What am I working on this week?

I’m marking this week, and when that’s done I’m developing a new course for second semester at UQ. In the background, I’m subconsciously going over the several weeks of academic work on the neural underpinnings of reading stories, and trying to make sense of what is a huge, complicated and sometimes frustratingly muddled discussion around brain science and narrative.

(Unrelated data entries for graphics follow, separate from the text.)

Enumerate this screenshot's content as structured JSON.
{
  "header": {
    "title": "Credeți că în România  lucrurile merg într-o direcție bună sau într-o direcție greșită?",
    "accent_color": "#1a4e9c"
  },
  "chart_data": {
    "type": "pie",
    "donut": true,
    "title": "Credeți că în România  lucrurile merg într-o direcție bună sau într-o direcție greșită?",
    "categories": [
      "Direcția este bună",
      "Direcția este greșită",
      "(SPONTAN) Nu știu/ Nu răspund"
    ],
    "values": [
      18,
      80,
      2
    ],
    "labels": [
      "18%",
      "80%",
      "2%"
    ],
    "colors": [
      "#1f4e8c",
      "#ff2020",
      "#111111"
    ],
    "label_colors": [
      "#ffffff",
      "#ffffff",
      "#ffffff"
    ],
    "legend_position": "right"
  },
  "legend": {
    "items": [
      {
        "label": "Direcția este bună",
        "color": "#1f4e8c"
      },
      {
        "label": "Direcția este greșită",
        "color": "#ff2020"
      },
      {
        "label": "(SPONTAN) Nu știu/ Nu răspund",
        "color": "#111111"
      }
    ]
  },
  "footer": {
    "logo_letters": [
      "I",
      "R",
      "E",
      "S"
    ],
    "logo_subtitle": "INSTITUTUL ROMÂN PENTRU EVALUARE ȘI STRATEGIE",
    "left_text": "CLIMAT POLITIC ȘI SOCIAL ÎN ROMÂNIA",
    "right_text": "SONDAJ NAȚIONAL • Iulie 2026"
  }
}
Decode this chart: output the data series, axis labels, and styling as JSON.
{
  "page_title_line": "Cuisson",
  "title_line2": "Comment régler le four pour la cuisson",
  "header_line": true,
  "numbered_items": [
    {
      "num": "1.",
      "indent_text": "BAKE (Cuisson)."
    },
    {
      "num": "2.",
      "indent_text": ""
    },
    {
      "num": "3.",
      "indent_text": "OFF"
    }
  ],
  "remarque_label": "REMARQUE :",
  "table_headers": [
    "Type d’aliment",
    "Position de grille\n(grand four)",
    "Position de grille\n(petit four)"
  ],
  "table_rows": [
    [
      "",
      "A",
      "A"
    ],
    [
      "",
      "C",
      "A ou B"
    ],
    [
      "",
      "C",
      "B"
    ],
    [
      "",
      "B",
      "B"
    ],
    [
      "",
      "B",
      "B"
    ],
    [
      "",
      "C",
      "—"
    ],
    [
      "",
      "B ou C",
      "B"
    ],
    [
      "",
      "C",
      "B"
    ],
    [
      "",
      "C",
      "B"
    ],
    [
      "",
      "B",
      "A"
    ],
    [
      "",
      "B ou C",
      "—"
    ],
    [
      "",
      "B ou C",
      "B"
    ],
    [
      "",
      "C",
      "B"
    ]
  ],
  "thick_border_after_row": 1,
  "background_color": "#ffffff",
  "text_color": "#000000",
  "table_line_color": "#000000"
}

What’s inspiring me this week?

I’m taking inspiration from the You Are Not So Smart podcast episode 100, which had the tagline, “Science is wrong about everything, but you can trust it more than anything.” See, my PhD confirmation readers took significant issue with me using a scientific approach to understanding stories. I was challenged as to why I was “privileging science” (I don’t think I was, but anyway), and the approach was called variously crude, overreaching, and ignoring the “rich traditions” of literary criticism/theory. Despite the fact that neither of my readers have to my knowledge a background in science (or creative writing that much) I was really taken aback to find such hostility towards a scientific approach. I’m coming at this in a spirit of cooperation, interested to see what science might support (or challenge) in traditional literary fields. I’m interested in the fundamental “why” questions that I think only science can robustly begin to answer. And yet, I can’t help feel very much out of place in my faculty. So that podcast is inspiring because it acknowledges science has limitations – of course it does – but that doesn’t make it useless. Evidence is quite to the contrary. So, onward I go.

What part of my project am I avoiding?

I’m avoiding (legitimately) the big edit of my next women’s fiction novel, The Lucky Escape. I must begin next week, and it will need a lot of work (as my first drafts always do). I can hope it isn’t as bad as I imagine, but that isn’t always true. Hopefully I can subconsciously summon courage along with everything else.

Sunday Circle #7

This Sunday Circle is an initiative of Peter M Ball (see here). I don’t get to it every week, but I am this week, so here goes.

What am I working on this week?

I’m editing my sci-fi time-travel Victorian Tesla novel (for my PhD). The first draft was horribly awful in many ways and this edit is incredibly challenging. I’ve just come through the dark point with it. Since the last Sunday circle, I’ve finished the draft of my next contemporary novel, and gone through PhD confirmation. It wasn’t a positive process. I’ve been left destabilised as to the whole rationale of my project, which is echoing through my edit. The destabilisation goes something like this: Me: I’m a writer, interested in how writers make their stories work, and when I say “work” I’m interested in that idea at a deep, neuroscientific level. *whispers of confirmation readers*: why don’t you read X literary theory? We don’t understand what or why you’re doing this. Me: … I say this solely to acknowledge that working on the sci-fi novel also means grinding subconsciously on how to attack the project critically, and whether I’m even capable of satisfying an academic audience. Onward we go.

What’s inspiring me this week?

Jeff Vandermeer’s Wonderbook. It’s a stunning illustrated guide to writing, that fundamentally imagines stories as strange living creatures. Vandermeer’s thematic and tonal fingerprints are all over it. While not everything resonates with me, it’s still a beautiful experience.

What part of my project am I avoiding?

For the last week, I avoided dealing with the “spaghetti junction”, which is where a whole new beginning to my sci-fi novel had to merge with the old beginning (much later in the story). I have actually resolved that (largely), but now I’m avoiding dealing with the fallout of the merge, which means scraping/rewriting/resetting the next six chapters or so. That’s what I’m about to force myself to address now.